NOD1 sensing of house dust mite-derived microbiota promotes allergic experimental asthma

J Allergy Clin Immunol. 2021 Aug;148(2):394-406. doi: 10.1016/j.jaci.2020.12.649. Epub 2021 Jan 25.

Abstract

Background: Asthma severity has been linked to exposure to gram-negative bacteria from the environment that are recognized by NOD1 receptor and are present in house dust mite (HDM) extracts. NOD1 polymorphism has been associated with asthma.

Objective: We sought to evaluate whether either host or HDM-derived microbiota may contribute to NOD1-dependent disease severity.

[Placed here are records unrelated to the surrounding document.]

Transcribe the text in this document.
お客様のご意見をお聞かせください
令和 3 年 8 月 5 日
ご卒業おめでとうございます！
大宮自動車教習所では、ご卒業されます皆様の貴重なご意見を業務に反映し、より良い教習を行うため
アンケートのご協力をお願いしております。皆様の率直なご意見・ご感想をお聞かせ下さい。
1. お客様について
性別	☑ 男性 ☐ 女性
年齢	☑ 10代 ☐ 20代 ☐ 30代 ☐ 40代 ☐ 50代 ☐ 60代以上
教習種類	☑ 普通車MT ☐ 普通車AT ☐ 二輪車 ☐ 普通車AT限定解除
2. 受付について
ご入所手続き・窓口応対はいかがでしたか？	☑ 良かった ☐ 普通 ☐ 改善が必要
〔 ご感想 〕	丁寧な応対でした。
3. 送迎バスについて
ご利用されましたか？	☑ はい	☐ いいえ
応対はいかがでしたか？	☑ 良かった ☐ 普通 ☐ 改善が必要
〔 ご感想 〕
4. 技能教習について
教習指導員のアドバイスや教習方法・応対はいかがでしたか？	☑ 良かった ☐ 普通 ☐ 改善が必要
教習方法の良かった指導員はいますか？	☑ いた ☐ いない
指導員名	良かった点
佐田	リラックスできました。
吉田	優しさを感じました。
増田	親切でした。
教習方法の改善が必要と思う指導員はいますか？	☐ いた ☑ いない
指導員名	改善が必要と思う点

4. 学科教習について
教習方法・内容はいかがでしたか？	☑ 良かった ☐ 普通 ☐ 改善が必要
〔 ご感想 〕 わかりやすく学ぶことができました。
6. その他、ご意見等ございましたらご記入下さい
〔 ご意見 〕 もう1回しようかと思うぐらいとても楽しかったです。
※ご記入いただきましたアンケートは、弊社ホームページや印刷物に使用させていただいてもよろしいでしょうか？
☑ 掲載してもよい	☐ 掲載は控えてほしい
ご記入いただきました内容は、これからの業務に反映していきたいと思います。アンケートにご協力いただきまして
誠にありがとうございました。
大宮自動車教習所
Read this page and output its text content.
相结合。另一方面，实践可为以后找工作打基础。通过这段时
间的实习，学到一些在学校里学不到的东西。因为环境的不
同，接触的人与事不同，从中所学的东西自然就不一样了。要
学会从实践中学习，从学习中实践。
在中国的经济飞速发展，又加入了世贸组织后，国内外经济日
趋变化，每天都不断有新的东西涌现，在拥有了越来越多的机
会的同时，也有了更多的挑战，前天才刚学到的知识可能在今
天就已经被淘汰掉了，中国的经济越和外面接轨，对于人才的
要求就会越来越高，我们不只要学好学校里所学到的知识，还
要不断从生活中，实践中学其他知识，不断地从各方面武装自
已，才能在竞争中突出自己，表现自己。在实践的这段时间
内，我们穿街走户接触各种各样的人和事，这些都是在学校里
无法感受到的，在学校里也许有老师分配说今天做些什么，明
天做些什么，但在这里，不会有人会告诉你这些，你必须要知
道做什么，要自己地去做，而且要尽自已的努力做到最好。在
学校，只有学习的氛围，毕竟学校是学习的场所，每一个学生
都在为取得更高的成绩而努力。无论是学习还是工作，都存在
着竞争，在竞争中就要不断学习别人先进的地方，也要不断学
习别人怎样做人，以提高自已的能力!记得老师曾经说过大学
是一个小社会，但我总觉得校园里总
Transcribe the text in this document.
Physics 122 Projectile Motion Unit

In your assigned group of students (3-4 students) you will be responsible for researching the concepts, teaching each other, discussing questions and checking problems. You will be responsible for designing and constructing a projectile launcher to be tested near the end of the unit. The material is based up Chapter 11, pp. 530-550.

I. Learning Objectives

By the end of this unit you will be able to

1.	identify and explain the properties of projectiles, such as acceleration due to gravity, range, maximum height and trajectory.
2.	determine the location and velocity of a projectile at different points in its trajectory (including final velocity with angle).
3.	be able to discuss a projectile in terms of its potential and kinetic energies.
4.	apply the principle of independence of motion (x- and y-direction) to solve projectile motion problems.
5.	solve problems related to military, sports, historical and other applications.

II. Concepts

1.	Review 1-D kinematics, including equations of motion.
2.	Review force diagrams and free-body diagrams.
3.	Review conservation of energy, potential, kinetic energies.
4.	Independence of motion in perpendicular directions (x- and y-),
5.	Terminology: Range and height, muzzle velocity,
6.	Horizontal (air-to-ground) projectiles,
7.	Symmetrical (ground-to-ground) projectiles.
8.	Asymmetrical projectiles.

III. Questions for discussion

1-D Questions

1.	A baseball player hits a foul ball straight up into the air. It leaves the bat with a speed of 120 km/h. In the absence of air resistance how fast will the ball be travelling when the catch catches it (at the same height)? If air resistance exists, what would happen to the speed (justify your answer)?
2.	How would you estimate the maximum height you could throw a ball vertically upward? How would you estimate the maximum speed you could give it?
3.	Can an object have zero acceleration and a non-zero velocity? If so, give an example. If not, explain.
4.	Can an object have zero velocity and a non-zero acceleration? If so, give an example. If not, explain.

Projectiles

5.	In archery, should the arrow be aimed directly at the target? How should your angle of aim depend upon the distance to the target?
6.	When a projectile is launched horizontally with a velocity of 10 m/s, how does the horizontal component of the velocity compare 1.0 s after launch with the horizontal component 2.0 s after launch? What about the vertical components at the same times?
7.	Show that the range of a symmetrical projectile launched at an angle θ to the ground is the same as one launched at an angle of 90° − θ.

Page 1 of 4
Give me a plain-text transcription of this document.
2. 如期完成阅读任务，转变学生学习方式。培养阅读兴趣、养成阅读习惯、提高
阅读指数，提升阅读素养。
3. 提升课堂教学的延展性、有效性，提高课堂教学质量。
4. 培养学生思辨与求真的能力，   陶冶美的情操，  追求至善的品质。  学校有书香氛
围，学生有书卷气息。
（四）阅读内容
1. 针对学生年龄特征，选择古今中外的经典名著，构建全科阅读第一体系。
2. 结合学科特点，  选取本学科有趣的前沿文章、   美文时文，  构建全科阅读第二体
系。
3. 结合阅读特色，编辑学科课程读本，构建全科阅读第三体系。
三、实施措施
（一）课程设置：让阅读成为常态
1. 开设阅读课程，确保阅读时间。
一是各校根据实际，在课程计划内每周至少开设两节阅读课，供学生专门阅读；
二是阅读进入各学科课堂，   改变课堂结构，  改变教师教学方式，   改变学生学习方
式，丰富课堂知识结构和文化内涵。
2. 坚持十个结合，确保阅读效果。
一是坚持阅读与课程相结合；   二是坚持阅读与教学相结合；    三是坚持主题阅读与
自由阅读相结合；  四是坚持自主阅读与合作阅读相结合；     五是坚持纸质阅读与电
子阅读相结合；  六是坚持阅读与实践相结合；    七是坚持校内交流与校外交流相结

Methods: A model of HDM-induced experimental asthma was used and the effect of NOD1 deficiency was evaluated. Contribution of host microbiota was evaluated by fecal transplantation. Contribution of HDM-derived microbiota was assessed by 16S ribosomal RNA sequencing, mass spectrometry analysis, and peptidoglycan depletion of the extracts.

Results: In this model, loss of the bacterial sensor NOD1 and its adaptor RIPK2 improved asthma features. Such inhibitory effect was not related to dysbiosis caused by NOD1 deficiency, as shown by fecal transplantation of Nod1-deficient microbiota to wild-type germ-free mice. The 16S ribosomal RNA gene sequencing and mass spectrometry analysis of HDM allergen, revealed the presence of some muropeptides from gram-negative bacteria that belong to the Bartonellaceae family. While such HDM-associated muropeptides were found to activate NOD1 signaling in epithelial cells, peptidoglycan-depleted HDM had a decreased ability to instigate asthma in vivo.

Conclusions: These data show that NOD1-dependent sensing of HDM-associated gram-negative bacteria aggravates the severity of experimental asthma, suggesting that inhibiting the NOD1 signaling pathway may be a therapeutic approach to treating asthma.

Keywords: Asthma; NOD1; T(h)2 cells; allergy; epithelial cells; house dust mite; microbiota; peptidoglycan.